Sebagai perusahaan yang memenuhi kebutuhan minyak dalam negeri, Pertamina mengimpor sekitar 1 juta barel minyak per hari, terdiri dari minyak mentah dan BBM, di luar LPG. Kebutuhan besar ini menjadi peluang bagi pihak-pihak yang diduga mencoba menguasai rantai pasokan dengan berbagai modus.

Publik kini bertanya-tanya apakah Mr. James yang disebut dalam RDP DPR tersebut sama dengan nama James yang disebut bersanding dengan nama Gading dalam diskusi terbaru. Selain itu, muncul pula nama-nama lain berinisial ET/BT, HR, MRC, dan KR, yang menjadi perhatian dalam kasus ini.

Direktur Gerakan Perubahan, Muslim Arbi, menegaskan bahwa aparat penegak hukum harus segera mengungkap identitas Mr. James dan kawan-kawannya. Ia menduga bahwa sosok ini memiliki pengaruh besar yang dilindungi oleh pihak-pihak tertentu.

"Dengan kemampuannya dan pengaruhnya dalam penempatan pejabat dan mengatur proyek di dalam perusahaan minyak dan gas milik negara, ini tidak boleh dianggap sebelah mata, karena rakyat harus menanggung kemahalan harga akibat impor minyak dan BBM ini," jelas Muslim saat dihubungi wartawan dari Jakarta, Selasa (7/1/2025).

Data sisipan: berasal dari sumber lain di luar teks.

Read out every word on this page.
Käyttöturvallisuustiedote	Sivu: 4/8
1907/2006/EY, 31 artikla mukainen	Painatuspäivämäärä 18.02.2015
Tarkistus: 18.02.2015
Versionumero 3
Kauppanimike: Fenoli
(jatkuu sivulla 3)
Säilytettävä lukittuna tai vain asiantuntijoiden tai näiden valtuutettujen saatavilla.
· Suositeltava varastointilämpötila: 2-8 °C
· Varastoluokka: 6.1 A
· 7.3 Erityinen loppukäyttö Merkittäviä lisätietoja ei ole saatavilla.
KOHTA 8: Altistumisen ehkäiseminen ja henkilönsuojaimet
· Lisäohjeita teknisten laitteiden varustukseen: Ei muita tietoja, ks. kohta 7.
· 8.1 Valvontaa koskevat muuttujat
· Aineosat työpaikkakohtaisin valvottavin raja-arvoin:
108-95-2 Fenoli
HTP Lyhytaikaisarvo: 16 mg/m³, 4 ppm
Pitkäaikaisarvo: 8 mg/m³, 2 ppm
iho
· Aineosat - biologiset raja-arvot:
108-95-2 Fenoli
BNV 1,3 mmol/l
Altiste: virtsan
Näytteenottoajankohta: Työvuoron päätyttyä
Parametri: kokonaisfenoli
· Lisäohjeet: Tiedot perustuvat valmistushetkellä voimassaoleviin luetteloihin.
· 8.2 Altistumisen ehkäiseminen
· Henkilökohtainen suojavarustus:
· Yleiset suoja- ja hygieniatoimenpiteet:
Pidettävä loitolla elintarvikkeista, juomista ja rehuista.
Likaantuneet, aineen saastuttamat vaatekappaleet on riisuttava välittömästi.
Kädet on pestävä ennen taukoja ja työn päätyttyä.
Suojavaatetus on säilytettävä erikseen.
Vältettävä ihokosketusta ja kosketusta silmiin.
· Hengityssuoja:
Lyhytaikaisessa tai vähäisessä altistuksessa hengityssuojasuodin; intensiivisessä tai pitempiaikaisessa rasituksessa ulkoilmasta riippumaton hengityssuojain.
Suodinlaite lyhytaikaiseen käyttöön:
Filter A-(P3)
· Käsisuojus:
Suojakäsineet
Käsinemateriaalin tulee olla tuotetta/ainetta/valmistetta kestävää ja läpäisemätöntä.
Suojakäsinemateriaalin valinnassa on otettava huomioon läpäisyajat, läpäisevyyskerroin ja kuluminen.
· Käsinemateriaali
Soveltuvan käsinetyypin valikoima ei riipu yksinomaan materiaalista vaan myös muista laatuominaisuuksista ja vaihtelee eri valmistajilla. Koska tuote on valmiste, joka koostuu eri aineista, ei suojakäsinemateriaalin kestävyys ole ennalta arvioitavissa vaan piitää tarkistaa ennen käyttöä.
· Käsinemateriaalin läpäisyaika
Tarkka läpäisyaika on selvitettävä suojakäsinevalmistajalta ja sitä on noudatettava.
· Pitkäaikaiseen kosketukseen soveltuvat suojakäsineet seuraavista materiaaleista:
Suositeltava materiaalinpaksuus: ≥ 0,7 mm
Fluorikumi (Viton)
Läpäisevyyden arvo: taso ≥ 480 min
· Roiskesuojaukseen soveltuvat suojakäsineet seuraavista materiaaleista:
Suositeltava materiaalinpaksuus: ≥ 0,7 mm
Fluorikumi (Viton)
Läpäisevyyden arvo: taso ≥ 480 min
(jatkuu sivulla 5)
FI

Muslim juga meminta agar Kejaksaan Agung tidak ragu mengusut tuntas praktik yang memanfaatkan perusahaan minyak negara untuk kepentingan bisnis dan politik. Ia menegaskan bahwa praktik semacam ini tidak mungkin berjalan tanpa dukungan atau perlindungan dari “orang kuat.”

“Kejagung harus mengusut praktik ini, yang memanfaatkan perusahaan minyak milik negara dalam hal ini untuk kepentingan bisnis dan keuntungan politik. Karena praktik ini tidak mungkin mulus jika tidak dipayungi orang kuat," ungkap Muslim.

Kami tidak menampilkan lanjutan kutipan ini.